Что между нами происходит? И почему я так возбуждена от его взгляда, голоса и даже созерцания того, как длинные пальцы наглеца изящно держат бокал красного вина с такой загадочной улыбкой?
Тянусь за бокалом с прохладным напитком, лишь бы отвлечься от такого открытого дерзкого и грязного флирта. Внутри словно началась буря, которую уже невозможно было остановить… Молнии метали, и к моему сожалению, внизу живота, заставляя меня в одну минуту бледнеть, а во вторую краснеть… Немыслимо. Я попалась на уловку, как школьница с неожиданным тестированием, проваливая все задания к чертям.
— Я — журналист. И каждое сказанное вами слово я использую в своей статье.
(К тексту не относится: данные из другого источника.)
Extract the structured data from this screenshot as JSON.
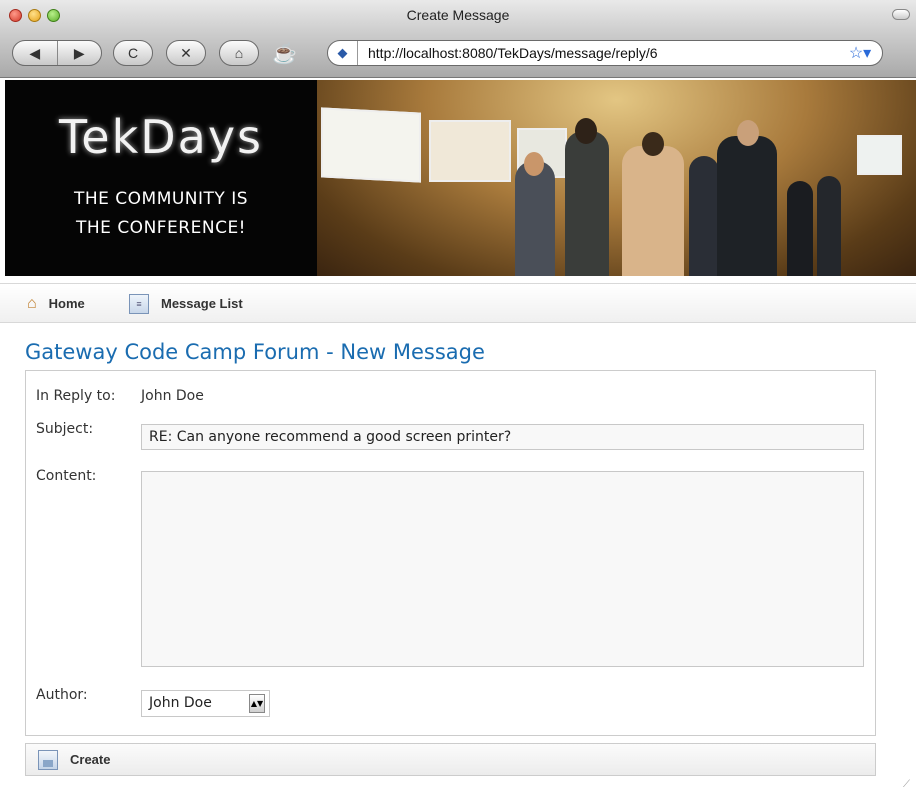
{
  "window": {
    "title": "Create Message"
  },
  "toolbar": {
    "back_icon": "◀",
    "forward_icon": "▶",
    "reload_icon": "C",
    "stop_icon": "✕",
    "home_icon": "⌂",
    "url": "http://localhost:8080/TekDays/message/reply/6"
  },
  "banner": {
    "logo": "TekDays",
    "tagline_line1": "THE COMMUNITY IS",
    "tagline_line2": "THE CONFERENCE!"
  },
  "nav": {
    "home_label": "Home",
    "message_list_label": "Message List"
  },
  "page": {
    "title": "Gateway Code Camp Forum - New Message"
  },
  "form": {
    "in_reply_to_label": "In Reply to:",
    "in_reply_to_value": "John Doe",
    "subject_label": "Subject:",
    "subject_value": "RE: Can anyone recommend a good screen printer?",
    "content_label": "Content:",
    "content_value": "",
    "author_label": "Author:",
    "author_selected": "John Doe"
  },
  "buttons": {
    "create_label": "Create"
  },
  "colors": {
    "title_blue": "#1a6cb0",
    "banner_black": "#050505"
  }
}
Я услышала достаточно, чтобы обработать материал и составить статью. Надеюсь, вы станете моим преданным читателем в будущем, Максим Викторович, — предупреждаю уже конкретно и обоснованно. Но вряд ли мой писк можно считать угрозой.
— И кто вам поверит? — я точно увидела в нем холодный всполох огня, с хорошей щепоткой надменности. Он не скрывает своего превосходства, как и то, что все время был и будет хозяином любого казуса. — У вас даже диктофона нет.
По твоей милости, чудовище! Большое сексуально чудовище!
— Ты когда-нибудь занималась сексом в гостинице? Стоя у окна ночью, глядя на город, вжимаясь грудью в холодное стекло? — он словно не хотел говорить ни о чем больше, кроме сексуальных фантазиях, заставляя мои щеки пылать. Я всего на секунду посмотрела на огромное окно, за которым уже был яркий красный закат, соблазняющий своей красотой.
Он заставляет думать о нем. О нас. О чертовом окне и быльце дивана.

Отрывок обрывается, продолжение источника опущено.